River is a library to build online machine learning models. Such models operate on data streams. But a data stream is a bit of a vague concept.
In general, a data stream is a sequence of individual elements. In the case of machine learning, each element is a bunch of features. We call these samples, or observations. Each sample might follow a fixed structure and always contain the same features. But features can also appear and disappear over time. That depends on the use case.
Reactive and proactive data streams¶
The origin of a data stream can vary, and usually it doesn't matter. You should be able to use River regardless of where your data comes from. It is however important to keep in mind the difference between reactive and proactive data streams.
Reactive data streams are ones where the data comes to you. For instance, when a user visits your website, that's out of your control. You have no influence on the event. It just happens and you have to react to it.
Proactive data streams are ones where you have control on the data stream. For example, you might be reading the data from a file. You decide at which speed you want to read the data, in what order, etc.
If you consider data analysis as a whole, you're realize that the general approach is to turn reactive streams into proactive datasets. Events are usually logged into a database and are processed offline. Be it for building KPIs or training models.
The challenge for machine learning is to ensure models you train offline on proactive datasets will perform correctly in production on reactive data streams.
Online processing is the act of processing a data stream one element at a time. In the case of machine learning, that means training a model by teaching it one sample at a time. This is completely opposite to the traditional way of doing machine learning, which is to train a model on a whole batch data at a time.
An online model is therefore a stateful, dynamic object. It keeps learning and doesn't have to revisit past data. It's a different way of doing things, and therefore has its own set of pros and cons.

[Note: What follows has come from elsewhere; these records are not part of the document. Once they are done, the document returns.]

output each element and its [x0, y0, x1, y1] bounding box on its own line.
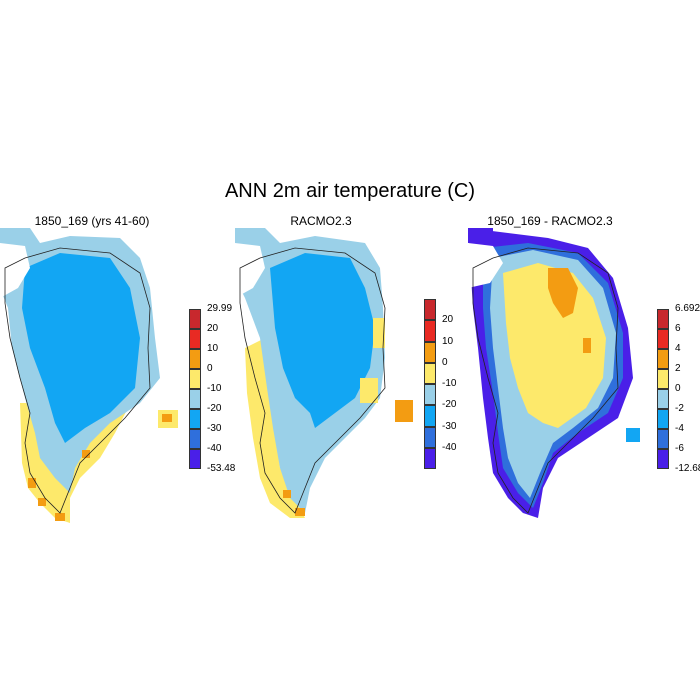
panel-1-map	[0, 228, 178, 523]
colorbar-swatch	[657, 429, 669, 449]
colorbar-swatch	[189, 409, 201, 429]
colorbar-swatch	[189, 429, 201, 449]
colorbar-swatch	[657, 389, 669, 409]
colorbar-tick-label: -2	[675, 403, 684, 414]
colorbar-tick-label: -10	[442, 378, 457, 389]
colorbar-tick-label: -4	[675, 423, 684, 434]
colorbar-tick-label: 4	[675, 343, 681, 354]
colorbar-swatch	[424, 384, 436, 406]
colorbar-swatch	[657, 369, 669, 389]
panel-2-title: RACMO2.3	[290, 214, 352, 228]
panel-2-colorbar: 20 10 0 -10 -20 -30 -40	[424, 299, 484, 469]
colorbar-tick-label: -10	[207, 383, 222, 394]
panel-2-map	[235, 228, 413, 518]
colorbar-tick-label: -30	[207, 423, 222, 434]
panel-3-map	[468, 228, 640, 518]
colorbar-swatch	[424, 341, 436, 363]
colorbar-tick-label: -30	[442, 420, 457, 432]
colorbar-tick-label: 0	[675, 383, 681, 394]
panel-3-colorbar: 6.692 6 4 2 0 -2 -4 -6 -12.68	[657, 303, 700, 474]
colorbar-tick-label: 0	[442, 356, 448, 368]
colorbar-tick-label: -20	[442, 399, 457, 411]
colorbar-tick-label: -20	[207, 403, 222, 414]
colorbar-tick-label: -6	[675, 443, 684, 454]
colorbar-tick-label: 6.692	[675, 303, 700, 314]
colorbar-tick-label: 10	[207, 343, 219, 354]
colorbar-swatch	[424, 405, 436, 427]
colorbar-swatch	[424, 299, 436, 321]
colorbar-tick-label: -40	[442, 441, 457, 453]
colorbar-swatch	[424, 362, 436, 384]
colorbar-tick-label: 20	[207, 323, 219, 334]
colorbar-tick-label: -53.48	[207, 463, 236, 474]
panel-1-colorbar: 29.99 20 10 0 -10 -20 -30 -40 -53.48	[189, 303, 249, 474]
colorbar-tick-label: -12.68	[675, 463, 700, 474]
colorbar-swatch	[657, 349, 669, 369]
colorbar-swatch	[189, 329, 201, 349]
colorbar-tick-label: 20	[442, 314, 454, 326]
colorbar-swatch	[424, 447, 436, 469]
colorbar-tick-label: 0	[207, 363, 213, 374]
colorbar-tick-label: 6	[675, 323, 681, 334]
colorbar-swatch	[657, 329, 669, 349]
colorbar-swatch	[657, 309, 669, 329]
colorbar-swatch	[189, 309, 201, 329]
colorbar-swatch	[189, 349, 201, 369]
colorbar-swatch	[189, 389, 201, 409]
colorbar-tick-label: 29.99	[207, 303, 233, 314]
panel-1-title: 1850_169 (yrs 41-60)	[34, 214, 150, 228]
colorbar-tick-label: -40	[207, 443, 222, 454]
figure-title: ANN 2m air temperature (C)	[224, 180, 476, 202]
colorbar-swatch	[657, 409, 669, 429]
colorbar-swatch	[189, 449, 201, 469]
colorbar-tick-label: 10	[442, 335, 454, 347]
colorbar-swatch	[424, 320, 436, 342]
colorbar-tick-label: 2	[675, 363, 681, 374]
colorbar-swatch	[657, 449, 669, 469]
colorbar-swatch	[424, 426, 436, 448]
colorbar-swatch	[189, 369, 201, 389]
panel-3-title: 1850_169 - RACMO2.3	[487, 214, 613, 228]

Machine learning encompasses many different tasks: classification, regression, anomaly detection, time series forecasting, etc. The ideology behind River is to be a generic machine learning which allows to perform these tasks in a streaming manner. Indeed, many batch machine learning algorithms have online equivalents.
Note that River also supports some more basic tasks. For instance, you might just want to calculate a running average of a data stream. These are usually smaller parts of a whole stream processing pipeline.

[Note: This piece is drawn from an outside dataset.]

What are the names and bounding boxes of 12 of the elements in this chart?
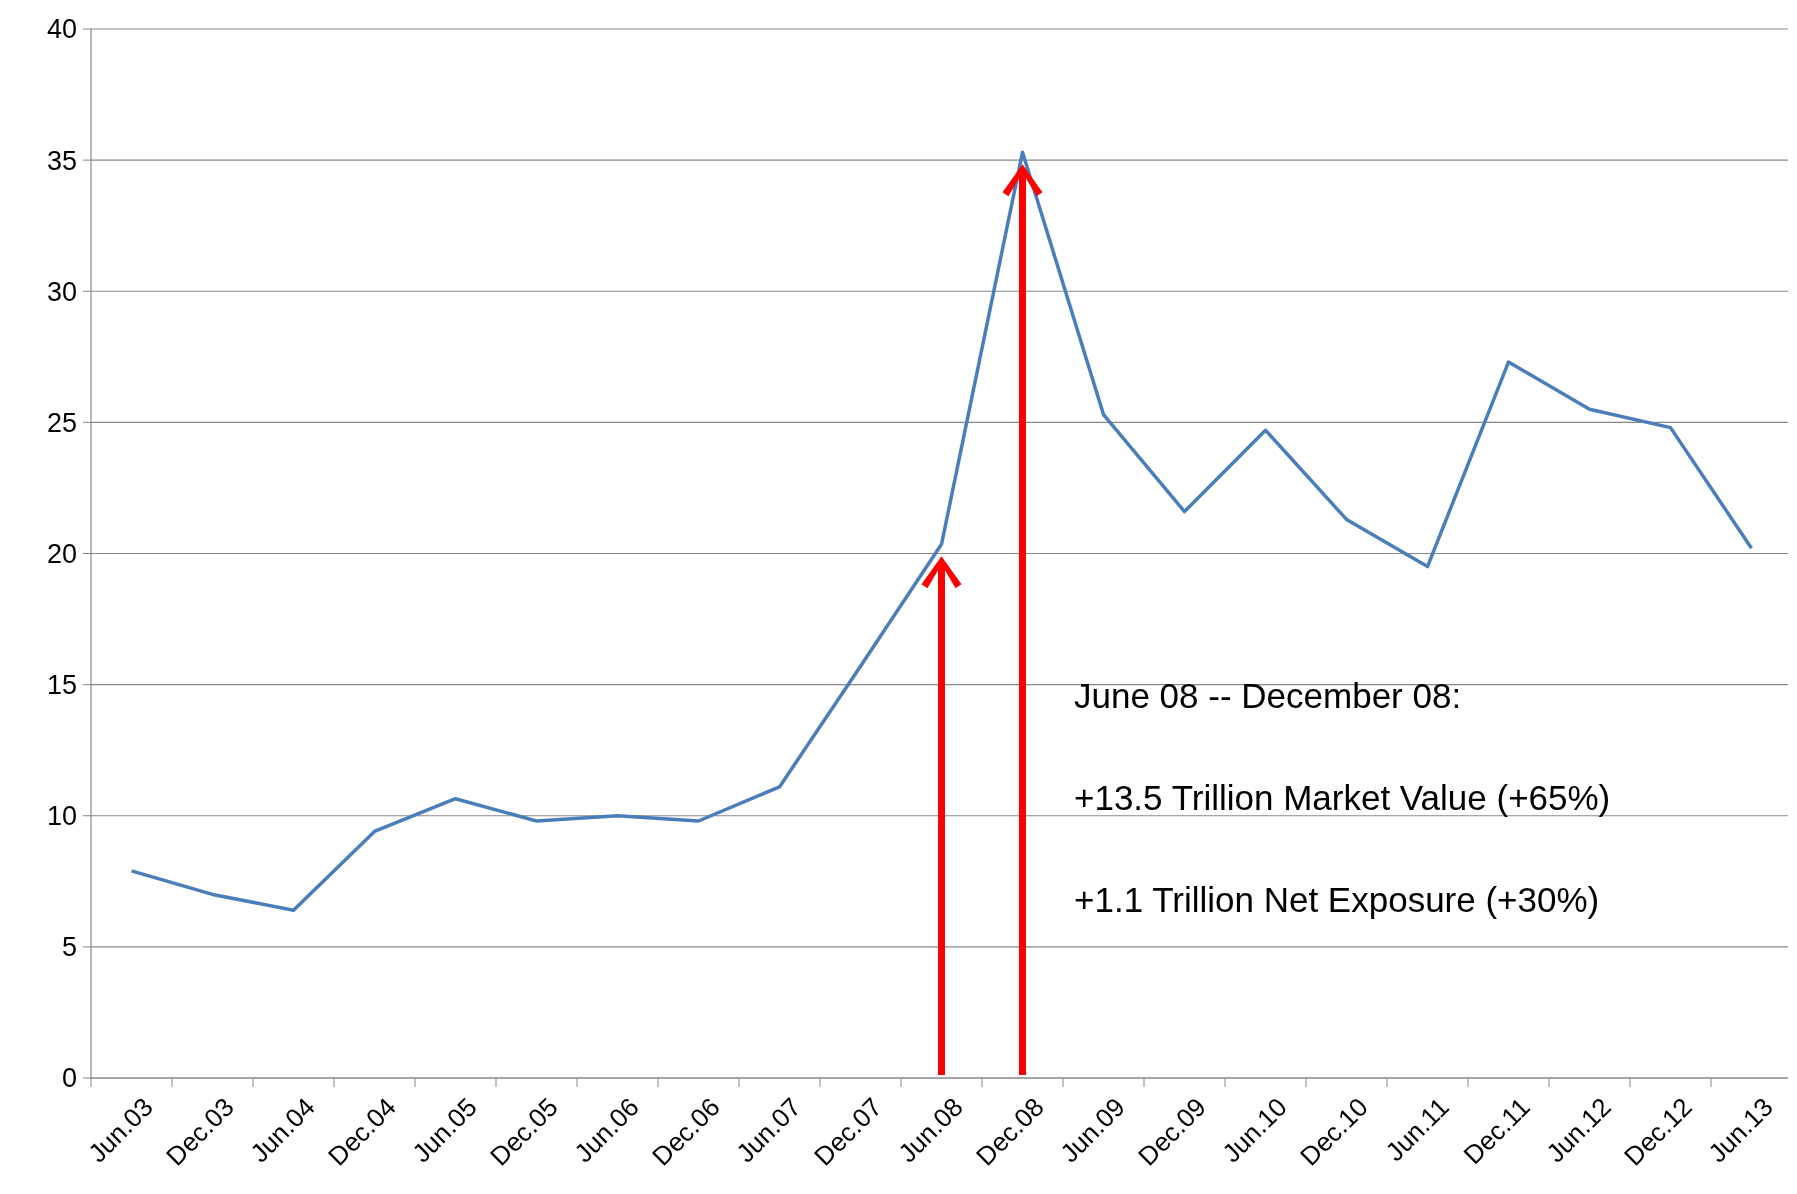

River a Python library. It is composed of a bunch of classes which implement various online processing algorithms. Most of these classes are machine learning models which can process a single sample, be it for learning or for inference.
We made the choice to use dictionaries as the basic building block. First of all, online processing is different to batch processing, in that vectorization doesn't bring any speedup. Therefore numeric processing libraries such as numpy and PyTorch actually bring too much overhead. Using native Python data structures is faster.

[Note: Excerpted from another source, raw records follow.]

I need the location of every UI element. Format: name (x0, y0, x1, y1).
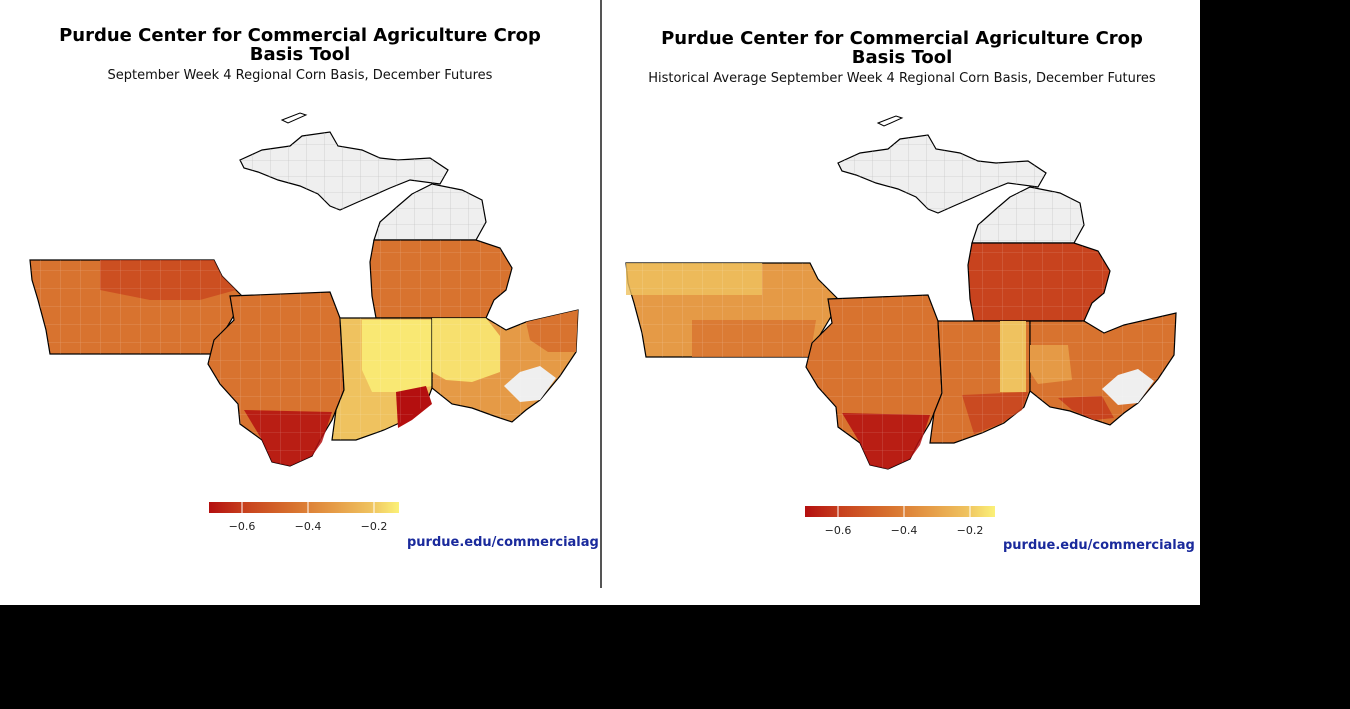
region-indiana (929, 320, 1031, 444)
region-ohio (1029, 312, 1177, 426)
map-subtitle: Historical Average September Week 4 Regi… (648, 71, 1156, 86)
legend: −0.6 −0.4 −0.2 (209, 502, 399, 533)
region-indiana (331, 317, 433, 441)
region-iowa (625, 262, 843, 358)
source-credit: purdue.edu/commercialag (1003, 538, 1195, 553)
region-michigan-upper (239, 112, 449, 211)
region-michigan-north (373, 183, 487, 241)
legend-tick-label: −0.6 (229, 520, 256, 533)
legend-tick-label: −0.4 (891, 524, 918, 537)
legend-tick-label: −0.6 (825, 524, 852, 537)
legend-color-bar (209, 502, 399, 513)
background-margin-bottom (0, 605, 1350, 709)
region-michigan-upper (837, 115, 1047, 214)
legend-color-bar (805, 506, 995, 517)
panel-historical: Purdue Center for Commercial Agriculture… (602, 0, 1202, 605)
region-illinois (207, 291, 345, 467)
panel-divider (600, 0, 602, 588)
region-ohio (431, 309, 579, 423)
map-title: Purdue Center for Commercial Agriculture… (661, 28, 1143, 68)
choropleth-map: −0.6 −0.4 −0.2 (625, 115, 1177, 537)
legend-tick-label: −0.2 (361, 520, 388, 533)
background-margin-right (1200, 0, 1350, 709)
region-michigan-north (971, 186, 1085, 244)
choropleth-map: −0.6 −0.4 −0.2 (29, 112, 579, 533)
panel-current: Purdue Center for Commercial Agriculture… (0, 0, 600, 605)
map-title: Purdue Center for Commercial Agriculture… (59, 25, 541, 65)
region-illinois (805, 294, 943, 470)
region-michigan-south (369, 239, 513, 319)
legend-tick-label: −0.2 (957, 524, 984, 537)
source-credit: purdue.edu/commercialag (407, 535, 599, 550)
map-subtitle: September Week 4 Regional Corn Basis, De… (107, 68, 493, 83)
region-michigan-south (967, 242, 1111, 322)
legend-tick-label: −0.4 (295, 520, 322, 533)
legend: −0.6 −0.4 −0.2 (805, 506, 995, 537)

Dictionaries are therefore a perfect fit. They're native to Python and have excellent support in the standard library. They allow naming each feature. They can hold any kind of data type. They allow transparent support of JSON payloads, allowing seemless integration with web apps.
In production, you're almost always going to face data streams which you have to react to. Such as users visiting your website. The advantage of online machine learning is that you can design models which make predictions as well as learn from this data stream as it flows.
But of course, when you're developping a model, you don't usually have access to a real-time feed on which to evaluate your model. You usually have an offline dataset which you want to evaluate your model on. River provides some datasets which can be read in online manner, one sample at a time. It is however crucial to keep in mind that the goal is to reproduce a production scenario as closely as possible, in order to ensure your model will perform just as well in production.
Online model evaluation differs from its traditional batch counterpart. In the latter, you usually perform cross-validation, whereby your training dataset is split into a learning and an evaluation dataset. This is fine, but it doesn't exactly reflect the data generation process that occurs in production.
Online model evaluation involves learning and inference in the same order as what would happen in production. Indeed, if you know the order in which your data arrives, then you can process it the exact same order. This allows you to replay a production scenario and evaluate your model with higher fidelity that cross-validation.
This is what makes online machine learning powerful. By replaying datasets in the correct order, you ensure you are designing models which will perform as expected in production.
The main reason why an online model might not perform as expected in production is because of concept drift. But this is true for all machine learning models, be they offline or online.
The advantage of online models over offline models is that they can cope with drift. Indeed, because they can keep learning, they usually adapt to concept drift in a seemless manner. As opposed to batch models which have to be retrained from scratch.